Quatro grandes retalhistas implementaram taxas pelo dinheiro de volta:
Family Dollar — Cobra $1,50 por levantamentos de dinheiro de volta abaixo de $50. Para consumidores que precisam de pequenas quantidades de dinheiro, esta taxa pode representar uma percentagem substancial do valor levantado.
Dollar Tree — Impôs uma taxa de $1 para transações de dinheiro de volta abaixo de $50, seguindo a estratégia da sua empresa-mãe de monetizar serviços anteriormente gratuitos.
Dollar General — Uma compra misteriosa conduzida pelo CFPB em 2022 revelou taxas que variaram de $1 a $2,50 por levantamento até $40, dependendo da localização. Como o Dollar General opera extensivamente em áreas rurais e economicamente desfavorecidas, estas taxas afetam desproporcionalmente os consumidores vulneráveis.
Marcas regionais do Kroger — A maior cadeia de supermercados do país cobra tarifas variáveis nas suas lojas subsidiárias. Harris Teeter cobra 75 cêntimos por levantamentos até $100 e $3 para transações entre $100 e $200. Ralph’s e Fred Meyer cobram 50 cêntimos para até $100 e $3,50 para levantamentos entre $100 e $300.

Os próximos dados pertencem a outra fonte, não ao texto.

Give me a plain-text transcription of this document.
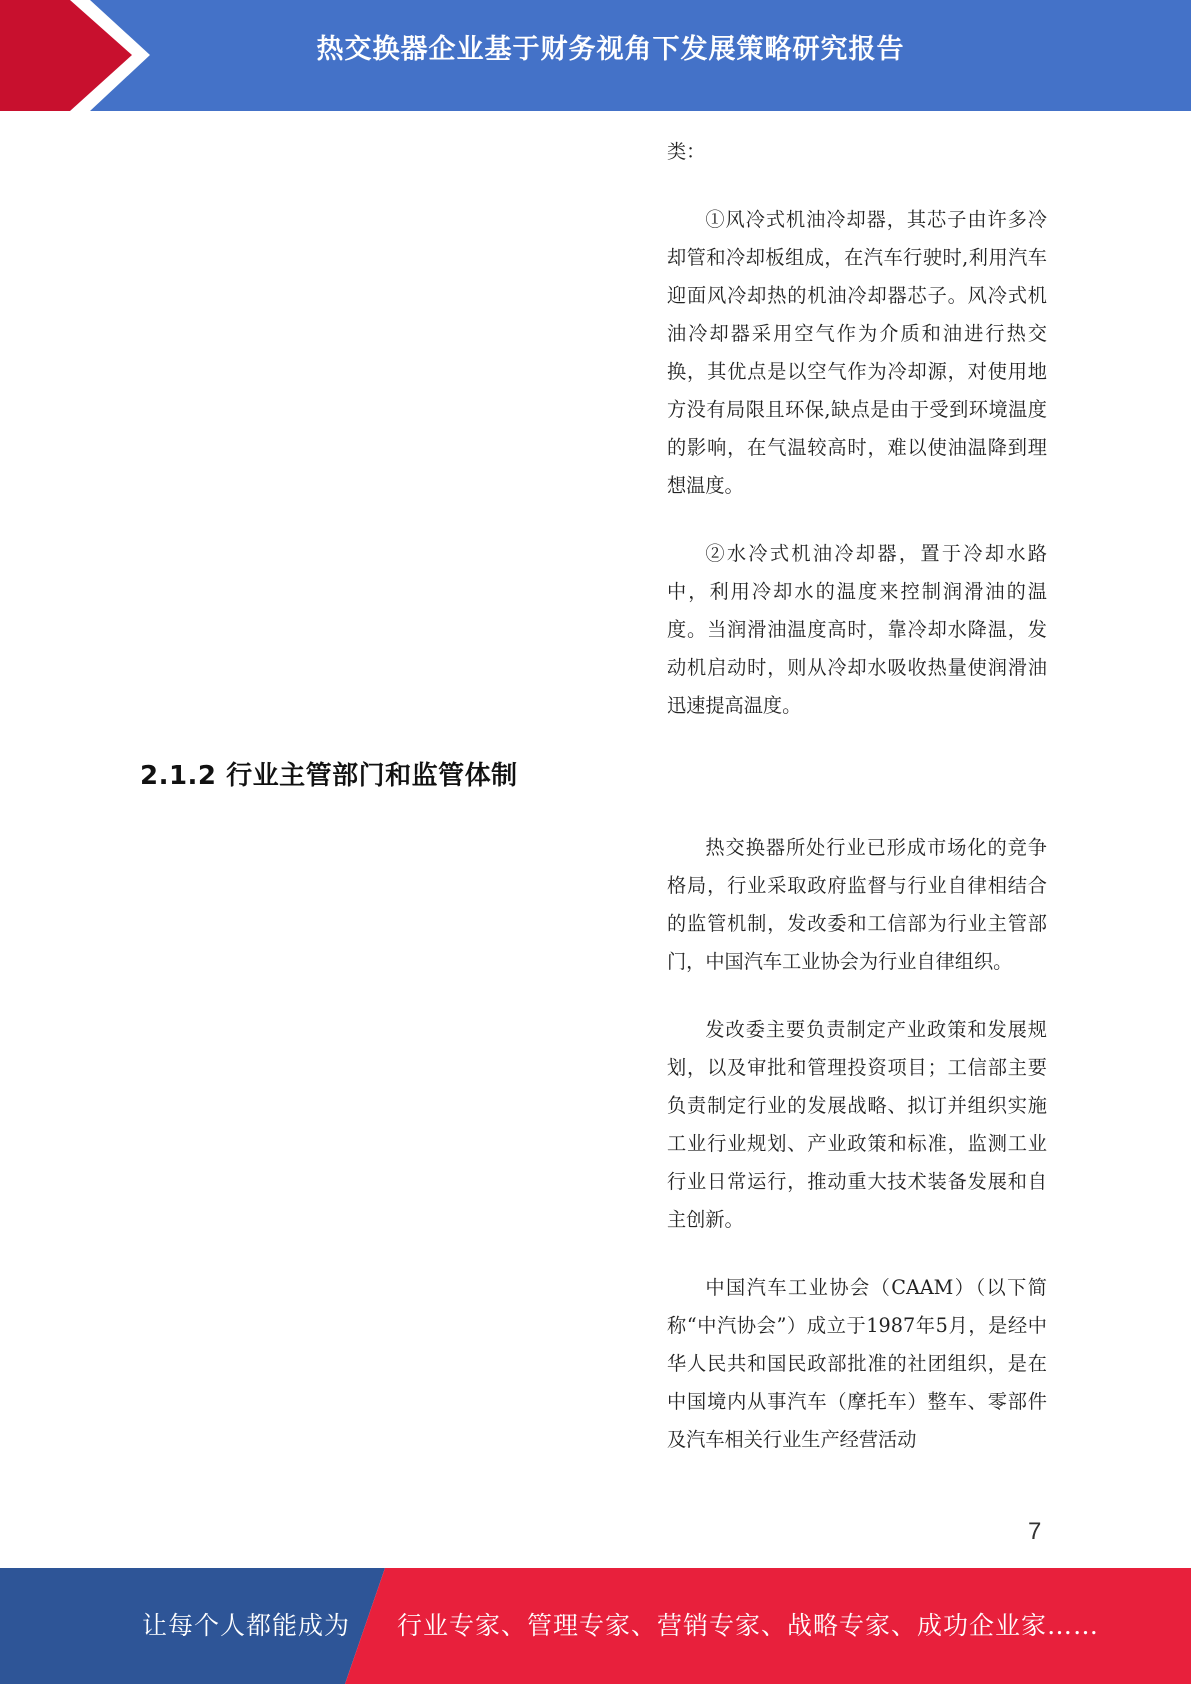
热交换器企业基于财务视角下发展策略研究报告

类：

①风冷式机油冷却器，其芯子由许多冷却管和冷却板组成，在汽车行驶时,利用汽车迎面风冷却热的机油冷却器芯子。风冷式机油冷却器采用空气作为介质和油进行热交换，其优点是以空气作为冷却源，对使用地方没有局限且环保,缺点是由于受到环境温度的影响，在气温较高时，难以使油温降到理想温度。

②水冷式机油冷却器，置于冷却水路中，利用冷却水的温度来控制润滑油的温度。当润滑油温度高时，靠冷却水降温，发动机启动时，则从冷却水吸收热量使润滑油迅速提高温度。

2.1.2 行业主管部门和监管体制

热交换器所处行业已形成市场化的竞争格局，行业采取政府监督与行业自律相结合的监管机制，发改委和工信部为行业主管部门，中国汽车工业协会为行业自律组织。

发改委主要负责制定产业政策和发展规划，以及审批和管理投资项目；工信部主要负责制定行业的发展战略、拟订并组织实施工业行业规划、产业政策和标准，监测工业行业日常运行，推动重大技术装备发展和自主创新。

中国汽车工业协会（CAAM）（以下简称“中汽协会”）成立于1987年5月，是经中华人民共和国民政部批准的社团组织，是在中国境内从事汽车（摩托车）整车、零部件及汽车相关行业生产经营活动

7
让每个人都能成为 行业专家、管理专家、营销专家、战略专家、成功企业家……
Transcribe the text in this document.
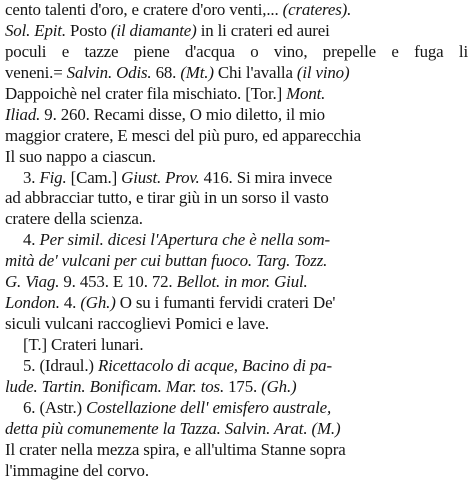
cento talenti d'oro, e cratere d'oro venti,... (crateres).
Sol. Epit. Posto (il diamante) in li crateri ed aurei
poculi e tazze piene d'acqua o vino, prepelle e fuga li
veneni.= Salvin. Odis. 68. (Mt.) Chi l'avalla (il vino)
Dappoichè nel crater fila mischiato. [Tor.] Mont.
Iliad. 9. 260. Recami disse, O mio diletto, il mio
maggior cratere, E mesci del più puro, ed apparecchia
Il suo nappo a ciascun.
3. Fig. [Cam.] Giust. Prov. 416. Si mira invece
ad abbracciar tutto, e tirar giù in un sorso il vasto
cratere della scienza.
4. Per simil. dicesi l'Apertura che è nella som-
mità de' vulcani per cui buttan fuoco. Targ. Tozz.
G. Viag. 9. 453. E 10. 72. Bellot. in mor. Giul.
London. 4. (Gh.) O su i fumanti fervidi crateri De'
siculi vulcani raccoglievi Pomici e lave.
[T.] Crateri lunari.
5. (Idraul.) Ricettacolo di acque, Bacino di pa-
lude. Tartin. Bonificam. Mar. tos. 175. (Gh.)
6. (Astr.) Costellazione dell' emisfero australe,
detta più comunemente la Tazza. Salvin. Arat. (M.)
Il crater nella mezza spira, e all'ultima Stanne sopra
l'immagine del corvo.
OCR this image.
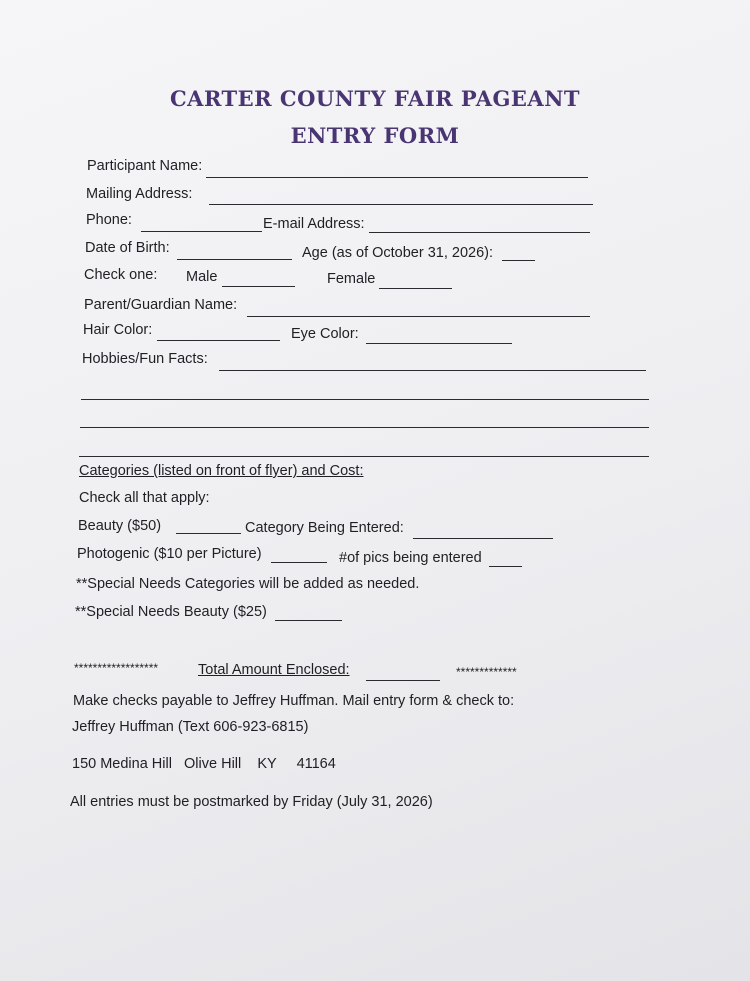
CARTER COUNTY FAIR PAGEANT
ENTRY FORM
Participant Name:
Mailing Address:
Phone:	E-mail Address:
Date of Birth:	Age (as of October 31, 2026):
Check one: Male	Female
Parent/Guardian Name:
Hair Color:	Eye Color:
Hobbies/Fun Facts:
Categories (listed on front of flyer) and Cost:
Check all that apply:
Beauty ($50)	Category Being Entered:
Photogenic ($10 per Picture)	#of pics being entered
**Special Needs Categories will be added as needed.
**Special Needs Beauty ($25)
******************	Total Amount Enclosed:	*************
Make checks payable to Jeffrey Huffman. Mail entry form & check to:
Jeffrey Huffman (Text 606-923-6815)
150 Medina Hill   Olive Hill    KY     41164
All entries must be postmarked by Friday (July 31, 2026)
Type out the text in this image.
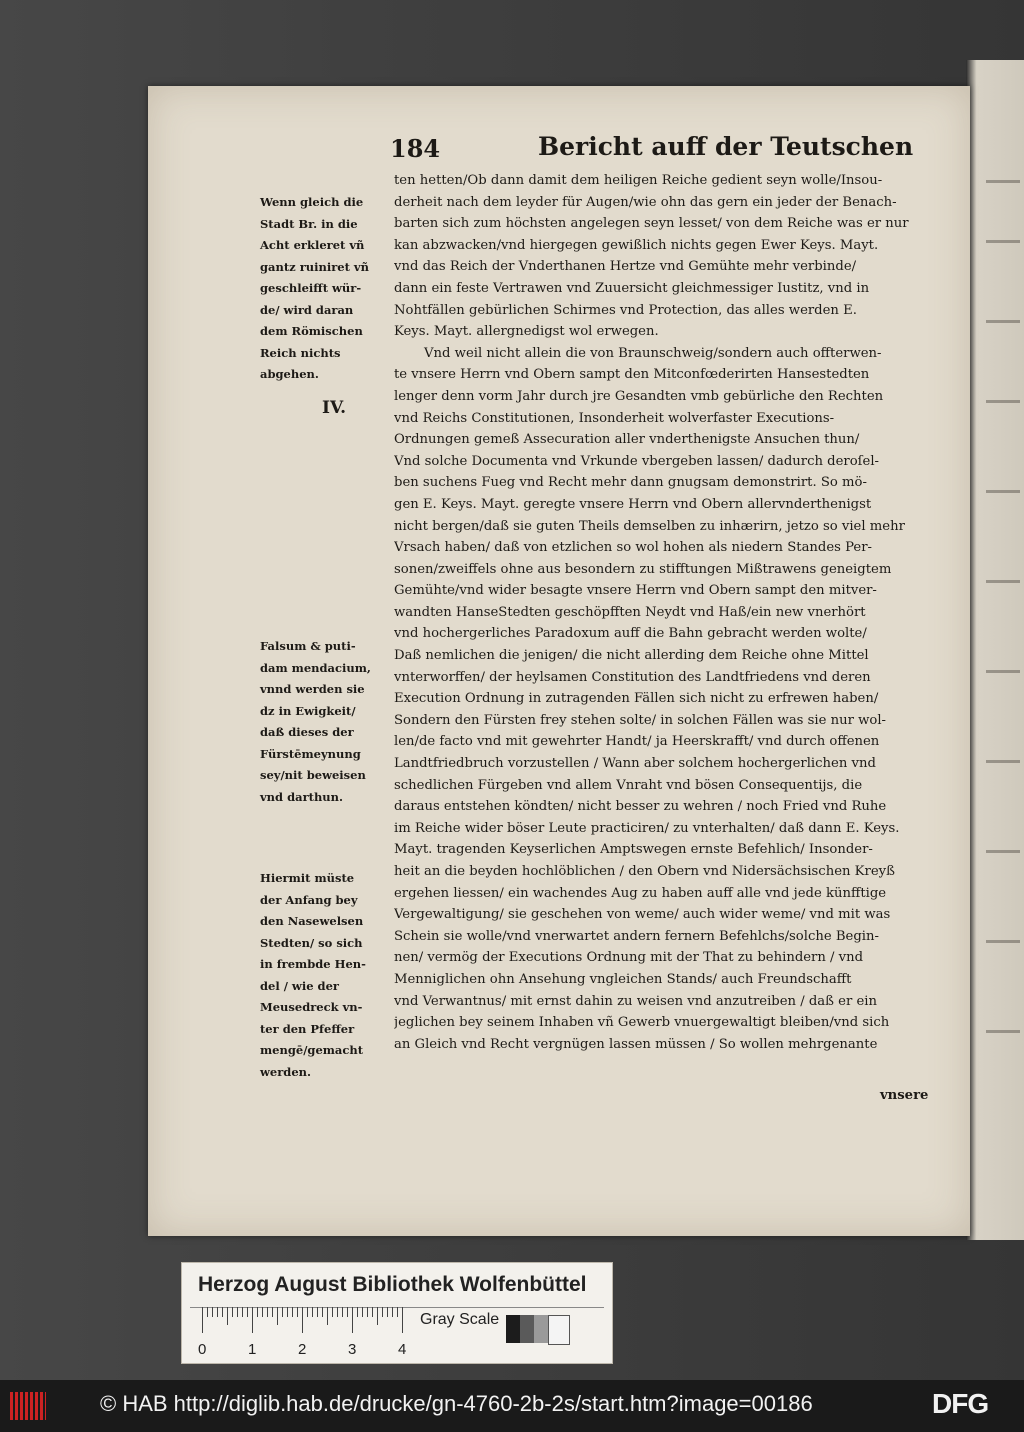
184	Bericht auff der Teutschen
Wenn gleich die
Stadt Br. in die
Acht erkleret vñ
gantz ruiniret vñ
geschleifft wür-
de/ wird daran
dem Römischen
Reich nichts
abgehen.
Falsum & puti-
dam mendacium,
vnnd werden sie
dz in Ewigkeit/
daß dieses der
Fürstēmeynung
sey/nit beweisen
vnd darthun.
Hiermit müste
der Anfang bey
den Nasewelsen
Stedten/ so sich
in frembde Hen-
del / wie der
Meusedreck vn-
ter den Pfeffer
mengē/gemacht
werden.
IV.
ten hetten/Ob dann damit dem heiligen Reiche gedient seyn wolle/Insou-
derheit nach dem leyder für Augen/wie ohn das gern ein jeder der Benach-
barten sich zum höchsten angelegen seyn lesset/ von dem Reiche was er nur
kan abzwacken/vnd hiergegen gewißlich nichts gegen Ewer Keys. Mayt.
vnd das Reich der Vnderthanen Hertze vnd Gemühte mehr verbinde/
dann ein feste Vertrawen vnd Zuuersicht gleichmessiger Iustitz, vnd in
Nohtfällen gebürlichen Schirmes vnd Protection, das alles werden E.
Keys. Mayt. allergnedigst wol erwegen.
Vnd weil nicht allein die von Braunschweig/sondern auch offterwen-
te vnsere Herrn vnd Obern sampt den Mitconfœderirten Hansestedten
lenger denn vorm Jahr durch jre Gesandten vmb gebürliche den Rechten
vnd Reichs Constitutionen, Insonderheit wolverfaster Executions-
Ordnungen gemeß Assecuration aller vnderthenigste Ansuchen thun/
Vnd solche Documenta vnd Vrkunde vbergeben lassen/ dadurch deroſel-
ben suchens Fueg vnd Recht mehr dann gnugsam demonstrirt. So mö-
gen E. Keys. Mayt. geregte vnsere Herrn vnd Obern allervnderthenigst
nicht bergen/daß sie guten Theils demselben zu inhærirn, jetzo so viel mehr
Vrsach haben/ daß von etzlichen so wol hohen als niedern Standes Per-
sonen/zweiffels ohne aus besondern zu stifftungen Mißtrawens geneigtem
Gemühte/vnd wider besagte vnsere Herrn vnd Obern sampt den mitver-
wandten HanseStedten geschöpfften Neydt vnd Haß/ein new vnerhört
vnd hochergerliches Paradoxum auff die Bahn gebracht werden wolte/
Daß nemlichen die jenigen/ die nicht allerding dem Reiche ohne Mittel
vnterworffen/ der heylsamen Constitution des Landtfriedens vnd deren
Execution Ordnung in zutragenden Fällen sich nicht zu erfrewen haben/
Sondern den Fürsten frey stehen solte/ in solchen Fällen was sie nur wol-
len/de facto vnd mit gewehrter Handt/ ja Heerskrafft/ vnd durch offenen
Landtfriedbruch vorzustellen / Wann aber solchem hochergerlichen vnd
schedlichen Fürgeben vnd allem Vnraht vnd bösen Consequentijs, die
daraus entstehen köndten/ nicht besser zu wehren / noch Fried vnd Ruhe
im Reiche wider böser Leute practiciren/ zu vnterhalten/ daß dann E. Keys.
Mayt. tragenden Keyserlichen Amptswegen ernste Befehlich/ Insonder-
heit an die beyden hochlöblichen / den Obern vnd Nidersächsischen Kreyß
ergehen liessen/ ein wachendes Aug zu haben auff alle vnd jede künfftige
Vergewaltigung/ sie geschehen von weme/ auch wider weme/ vnd mit was
Schein sie wolle/vnd vnerwartet andern fernern Befehlchs/solche Begin-
nen/ vermög der Executions Ordnung mit der That zu behindern / vnd
Menniglichen ohn Ansehung vngleichen Stands/ auch Freundschafft
vnd Verwantnus/ mit ernst dahin zu weisen vnd anzutreiben / daß er ein
jeglichen bey seinem Inhaben vñ Gewerb vnuergewaltigt bleiben/vnd sich
an Gleich vnd Recht vergnügen lassen müssen / So wollen mehrgenante
vnsere
Herzog August Bibliothek Wolfenbüttel
0	1	2	3	4
Gray Scale
© HAB http://diglib.hab.de/drucke/gn-4760-2b-2s/start.htm?image=00186	DFG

Por que as lojas estão a mudar para modelos baseados em taxas
A mudança para cobrar pelo dinheiro de volta reflete a evolução da economia do retalho. Os retalhistas argumentam que estas taxas compensam os custos de processamento das transações, de segurança do dinheiro em espécie e de manutenção dos sistemas de gestão de dinheiro nas lojas. No entanto, o diretor do CFPB, Rohit Chopra, destacou a preocupação mais ampla: “À medida que as sucursais bancárias tradicionais desaparecem, muitas pessoas que vivem em pequenas cidades já não têm acesso gratuito para levantar dinheiro das suas contas. Isto criou condições para que os retalhistas cobrem taxas pelo acesso ao dinheiro.”
O impacto desproporcional nas comunidades vulneráveis
A transição para serviços de levantamento de dinheiro pagos levanta preocupações significativas de equidade. Segundo análises do CFPB, consumidores com rendimentos mais baixos e opções bancárias limitadas enfrentam a maior carga, uma vez que as lojas de desconto e os retalhistas de baixo custo estão concentrados em áreas rurais e desfavorecidas. Para estas comunidades, o surgimento de taxas de dinheiro de volta representa uma barreira financeira adicional numa altura em que as alternativas bancárias tradicionais praticamente desapareceram.
Compreender quais locais oferecem dinheiro de volta gratuito e quais cobram taxas tornou-se essencial para os compradores conscientes do orçamento. A diferença ilustra um desafio mais amplo que os consumidores americanos enfrentam: à medida que o acesso financeiro se torna cada vez mais fragmentado, aqueles com menos alternativas acabam a pagar mais.